Ars Technica has a fascinating article on the latest ingenious idea for propping up another dead industry. Here's an extract which sums the idea up:
The country will attempt to prop up the digital music industry by subsidizing legal music consumption by young people. Under the initiative, citizens between 12 and 25 years old will be able to purchase a "carte musique"—a prepaid card usable on subscription-based music websites. The card will come with €50 worth of credit, but customers only have to pay €25. The rest will be paid by the French government.So in essence the French government has admitted no one would buy music at current prices, so their plan is to spend taxpayer money in order to create a magical fantasy world where it seems like the music is cheaper, until you're 25.
Here's another great plan, from the same article:
The state has also promised free newspaper subscriptions to all citizens when they turn 18 in order to help the print media compete with online and broadcast journalism.Once again, spending taxpayer money in order to pretend that these industries arent already dead, creating zombies in corporate form who will shamble on for another decade or two. Rather than simply letting these industries adapt or die, they'll prop them up in their existing form until eventually the subsidies have to dry up and the companies they support will fall flat.
It seems like every time a new initiative emerges to combat piracy it is worse than the one before. When will the line in the sand come when a national Government says "no more" to the relentless new regulations, laws and subsidies which drain the public purse and have never succeeded.
Each new iteration of technology has been hailed by the record industry as the thing which will utterly destroy them. Radio, gramophones, it goes on and on and on.

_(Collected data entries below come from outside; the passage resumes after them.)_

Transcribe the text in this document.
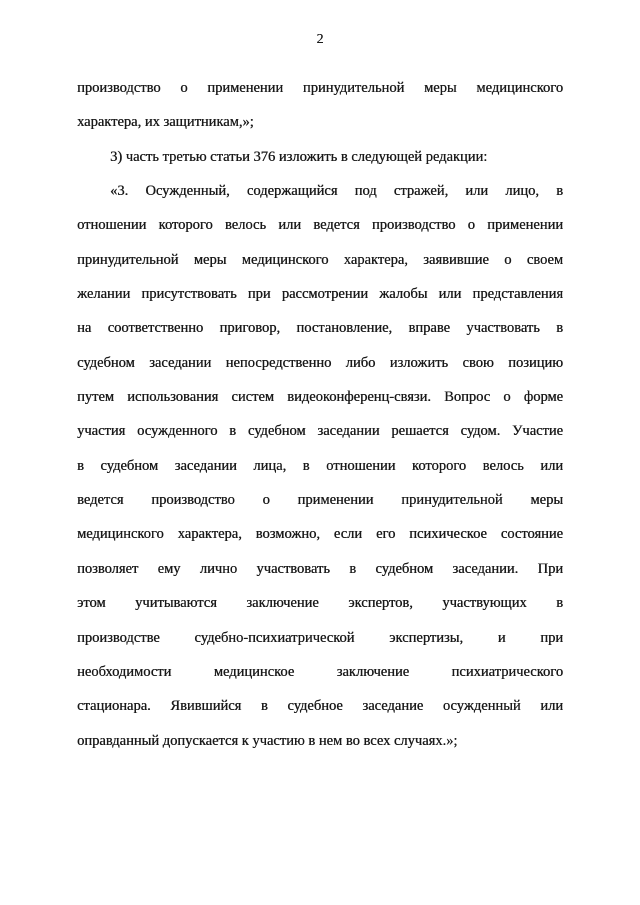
2
производство о применении принудительной меры медицинского
характера, их защитникам,»;
3) часть третью статьи 376 изложить в следующей редакции:
«3. Осужденный, содержащийся под стражей, или лицо, в
отношении которого велось или ведется производство о применении
принудительной меры медицинского характера, заявившие о своем
желании присутствовать при рассмотрении жалобы или представления
на соответственно приговор, постановление, вправе участвовать в
судебном заседании непосредственно либо изложить свою позицию
путем использования систем видеоконференц-связи. Вопрос о форме
участия осужденного в судебном заседании решается судом. Участие
в судебном заседании лица, в отношении которого велось или
ведется производство о применении принудительной меры
медицинского характера, возможно, если его психическое состояние
позволяет ему лично участвовать в судебном заседании. При
этом учитываются заключение экспертов, участвующих в
производстве судебно-психиатрической экспертизы, и при
необходимости медицинское заключение психиатрического
стационара. Явившийся в судебное заседание осужденный или
оправданный допускается к участию в нем во всех случаях.»;
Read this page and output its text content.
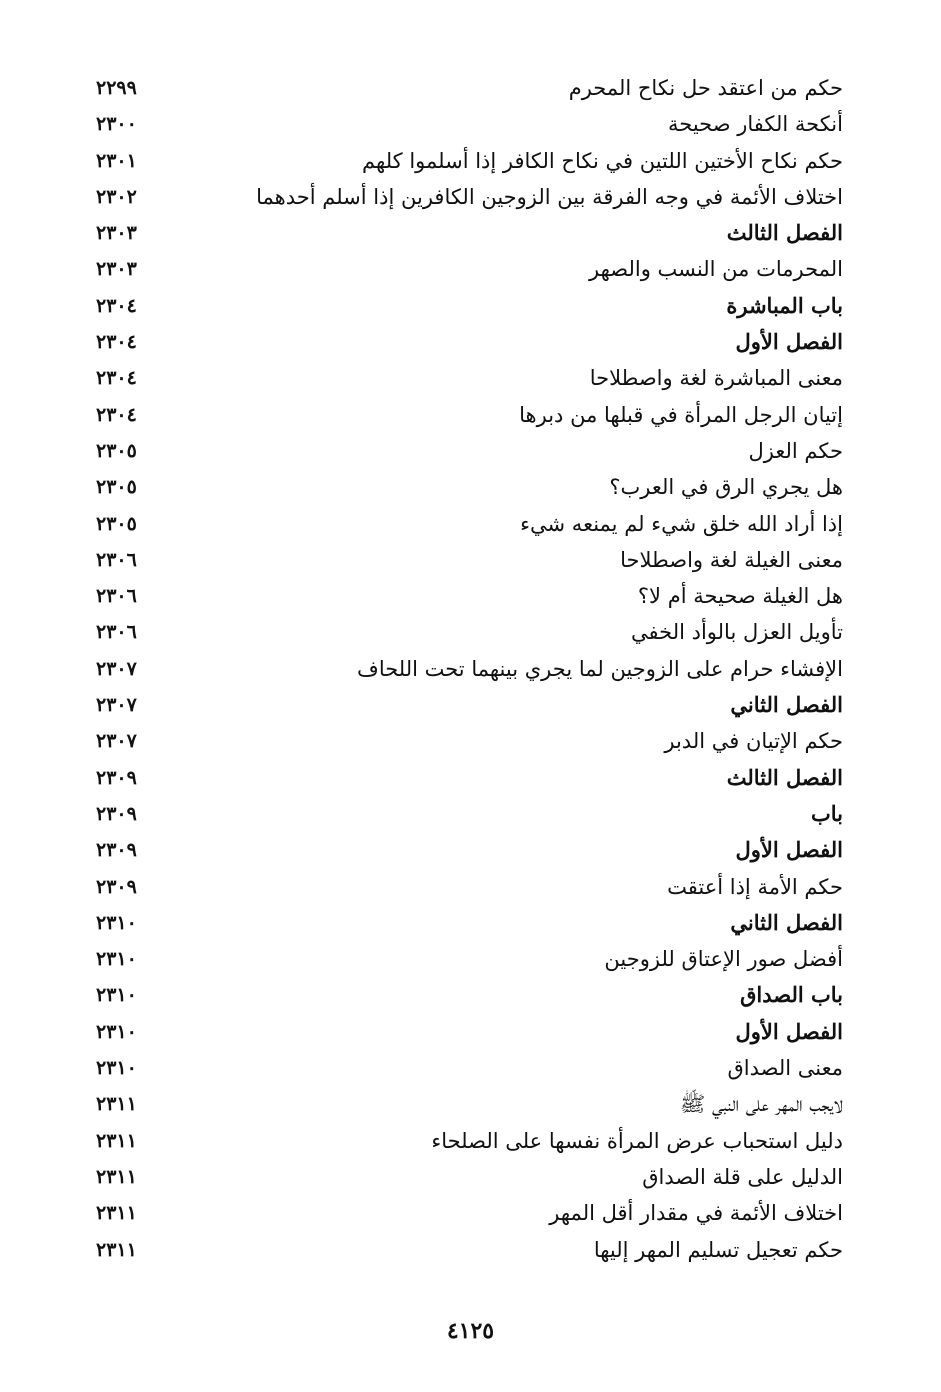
حكم من اعتقد حل نكاح المحرم
٢٢٩٩
أنكحة الكفار صحيحة
٢٣٠٠
حكم نكاح الأختين اللتين في نكاح الكافر إذا أسلموا كلهم
٢٣٠١
اختلاف الأئمة في وجه الفرقة بين الزوجين الكافرين إذا أسلم أحدهما
٢٣٠٢
الفصل الثالث
٢٣٠٣
المحرمات من النسب والصهر
٢٣٠٣
باب المباشرة
٢٣٠٤
الفصل الأول
٢٣٠٤
معنى المباشرة لغة واصطلاحا
٢٣٠٤
إتيان الرجل المرأة في قبلها من دبرها
٢٣٠٤
حكم العزل
٢٣٠٥
هل يجري الرق في العرب؟
٢٣٠٥
إذا أراد الله خلق شيء لم يمنعه شيء
٢٣٠٥
معنى الغيلة لغة واصطلاحا
٢٣٠٦
هل الغيلة صحيحة أم لا؟
٢٣٠٦
تأويل العزل بالوأد الخفي
٢٣٠٦
الإفشاء حرام على الزوجين لما يجري بينهما تحت اللحاف
٢٣٠٧
الفصل الثاني
٢٣٠٧
حكم الإتيان في الدبر
٢٣٠٧
الفصل الثالث
٢٣٠٩
باب
٢٣٠٩
الفصل الأول
٢٣٠٩
حكم الأمة إذا أعتقت
٢٣٠٩
الفصل الثاني
٢٣١٠
أفضل صور الإعتاق للزوجين
٢٣١٠
باب الصداق
٢٣١٠
الفصل الأول
٢٣١٠
معنى الصداق
٢٣١٠
لايجب المهر على النبي ﷺ
٢٣١١
دليل استحباب عرض المرأة نفسها على الصلحاء
٢٣١١
الدليل على قلة الصداق
٢٣١١
اختلاف الأئمة في مقدار أقل المهر
٢٣١١
حكم تعجيل تسليم المهر إليها
٢٣١١
٤١٢٥
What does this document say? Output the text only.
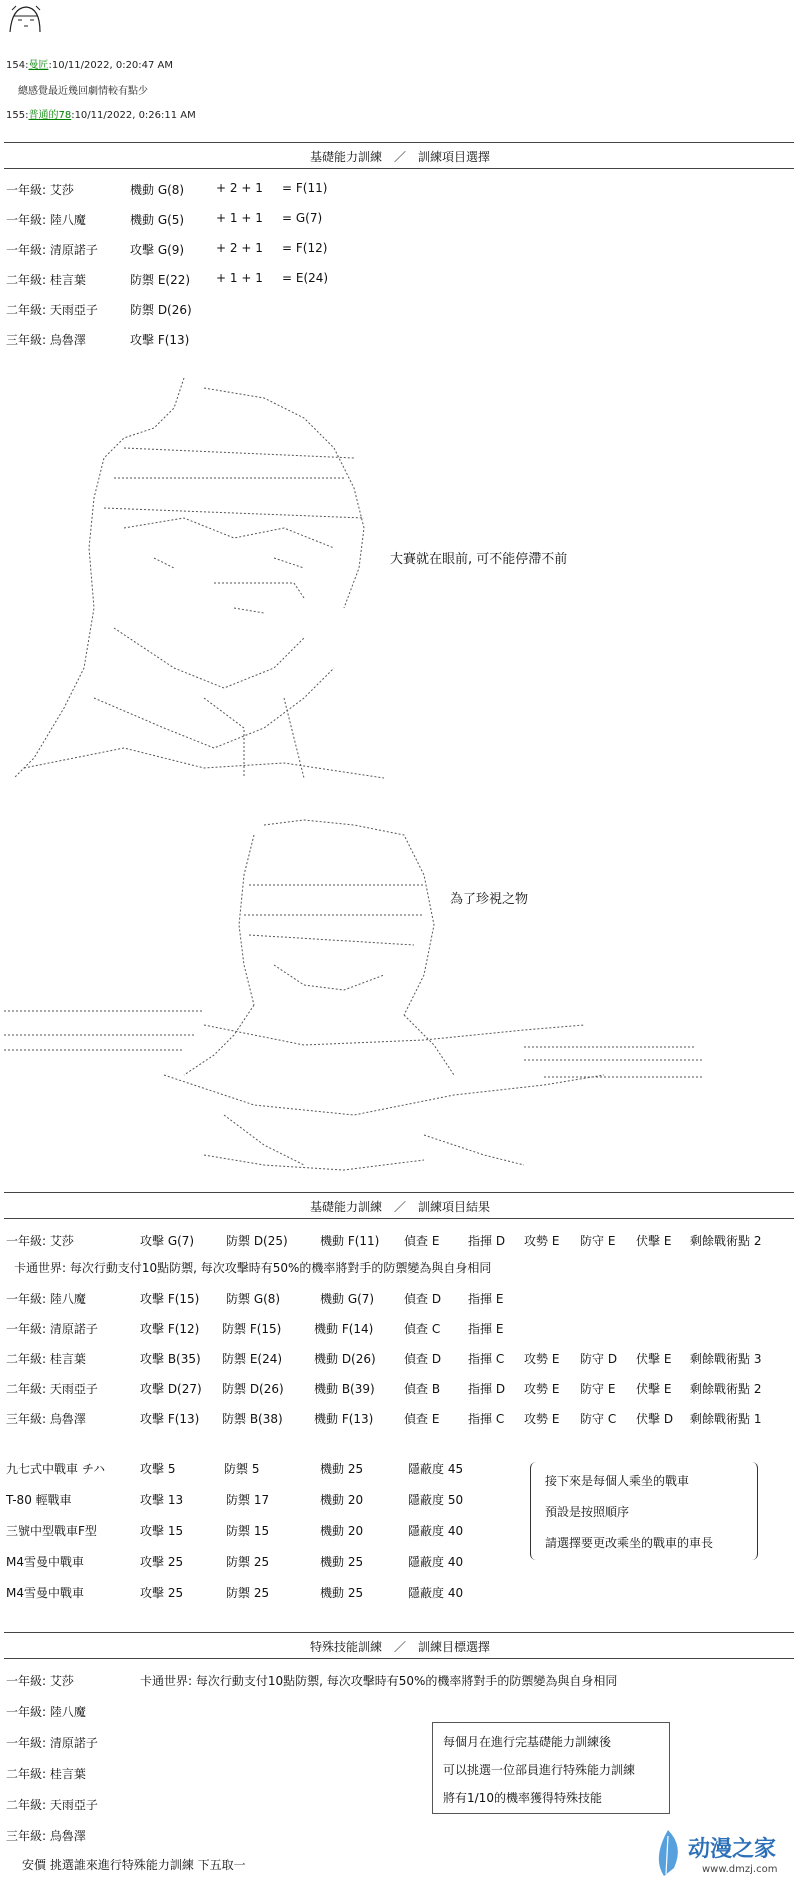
154:曼匠:10/11/2022, 0:20:47 AM
總感覺最近幾回劇情較有點少
155:普通的78:10/11/2022, 0:26:11 AM
基礎能力訓練　／　訓練項目選擇
一年級: 艾莎	機動 G(8)	+ 2 + 1 = F(11)
一年級: 陸八魔	機動 G(5)	+ 1 + 1 = G(7)
一年級: 清原諾子	攻擊 G(9)	+ 2 + 1 = F(12)
二年級: 桂言葉	防禦 E(22) + 1 + 1 = E(24)
二年級: 天雨亞子	防禦 D(26)
三年級: 烏魯澤	攻擊 F(13)
大賽就在眼前, 可不能停滯不前
為了珍視之物
基礎能力訓練　／　訓練項目結果
一年級: 艾莎	攻擊 G(7)	防禦 D(25)	機動 F(11) 偵查 E 指揮 D 攻勢 E 防守 E 伏擊 E 剩餘戰術點 2
卡通世界: 每次行動支付10點防禦, 每次攻擊時有50%的機率將對手的防禦變為與自身相同
一年級: 陸八魔	攻擊 F(15) 防禦 G(8)	機動 G(7) 偵查 D 指揮 E
一年級: 清原諾子	攻擊 F(12) 防禦 F(15)	機動 F(14)	偵查 C 指揮 E
二年級: 桂言葉	攻擊 B(35) 防禦 E(24)	機動 D(26) 偵查 D 指揮 C 攻勢 E 防守 D 伏擊 E 剩餘戰術點 3
二年級: 天雨亞子	攻擊 D(27) 防禦 D(26)	機動 B(39) 偵查 B 指揮 D 攻勢 E 防守 E 伏擊 E 剩餘戰術點 2
三年級: 烏魯澤	攻擊 F(13) 防禦 B(38)	機動 F(13)	偵查 E 指揮 C 攻勢 E 防守 C 伏擊 D 剩餘戰術點 1
九七式中戰車 チハ	攻擊 5	防禦 5	機動 25	隱蔽度 45
T-80 輕戰車	攻擊 13	防禦 17	機動 20	隱蔽度 50
三號中型戰車F型	攻擊 15	防禦 15	機動 20	隱蔽度 40
M4雪曼中戰車	攻擊 25	防禦 25	機動 25	隱蔽度 40
M4雪曼中戰車	攻擊 25	防禦 25	機動 25	隱蔽度 40
接下來是每個人乘坐的戰車
預設是按照順序
請選擇要更改乘坐的戰車的車長
特殊技能訓練　／　訓練目標選擇
一年級: 艾莎	卡通世界: 每次行動支付10點防禦, 每次攻擊時有50%的機率將對手的防禦變為與自身相同
一年級: 陸八魔
一年級: 清原諾子
二年級: 桂言葉
二年級: 天雨亞子
三年級: 烏魯澤
每個月在進行完基礎能力訓練後
可以挑選一位部員進行特殊能力訓練
將有1/10的機率獲得特殊技能
安價 挑選誰來進行特殊能力訓練 下五取一
动漫之家
www.dmzj.com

As the Digital Economy Act starts to bite in this country over the next few years there has never been a greater need for citizens to be informed about the way in which the democratic principles of the state have collapsed in order to prop up industries which have never done anything but whine and complain that they need your money as a taxpayer because they dont deserve it as a business.
For a real vision of what the world could be like take a look at this article by Cory Doctorow, one of an emerging group of people who understand that people can make money without clinging to antiquated notions. His passion speaks for itself, but make sure to read the whole article as its a nuanced argument which can't be summed up in a quote:
I care if your plan involves using "digital rights management" technologies that prohibit people from opening up and improving their own property; if your plan requires that online services censor their user submissions; if your plan involves disconnecting whole families from the internet because they are accused of infringement; if your plan involves bulk surveillance of the internet to catch infringers, if your plan requires extraordinarily complex legislation to be shoved through parliament without democratic debate; if your plan prohibits me from keeping online videos of my personal life private because you won't be able to catch infringers if you can't spy on every video.
And this is the plan that the entertainment industries have pursued in their doomed attempt to prevent copying. The US record industry has sued 40,000 people. The BBC has received Ofcom's approval to use our mandatory licence fees to lock up its broadcasts with DRM so that we can't tinker with or improve on our own TVs and recorders (and lest you think that this is no big deal, keep in mind that the entire web was created by amateurs tinkering with systems around them). What's more Apple, Audible, Sony and others have stitched up several digital distribution channels with mandatory DRM requirements, so copyright holders don't get to choose to make their works available on equitable terms.
In France, the HADOPI "three strikes" rule just went into effect; they're sending out 10,000 legal threats a week now, and have promised 150,000 a week in short order. After three unsubstantiated accusations of infringement, your whole family is disconnected from the internet – from work, education, civic engagement, distant relatives, health information, community. And of course, we'll have the same regime here shortly, thanks to the Digital Economy Act, passed in a three-whip wash-up in the last days of parliament without any substantive debate, despite the thousands and thousands of Britons who asked their legislators to at least discuss this extraordinarily technical legislation before passing it into law.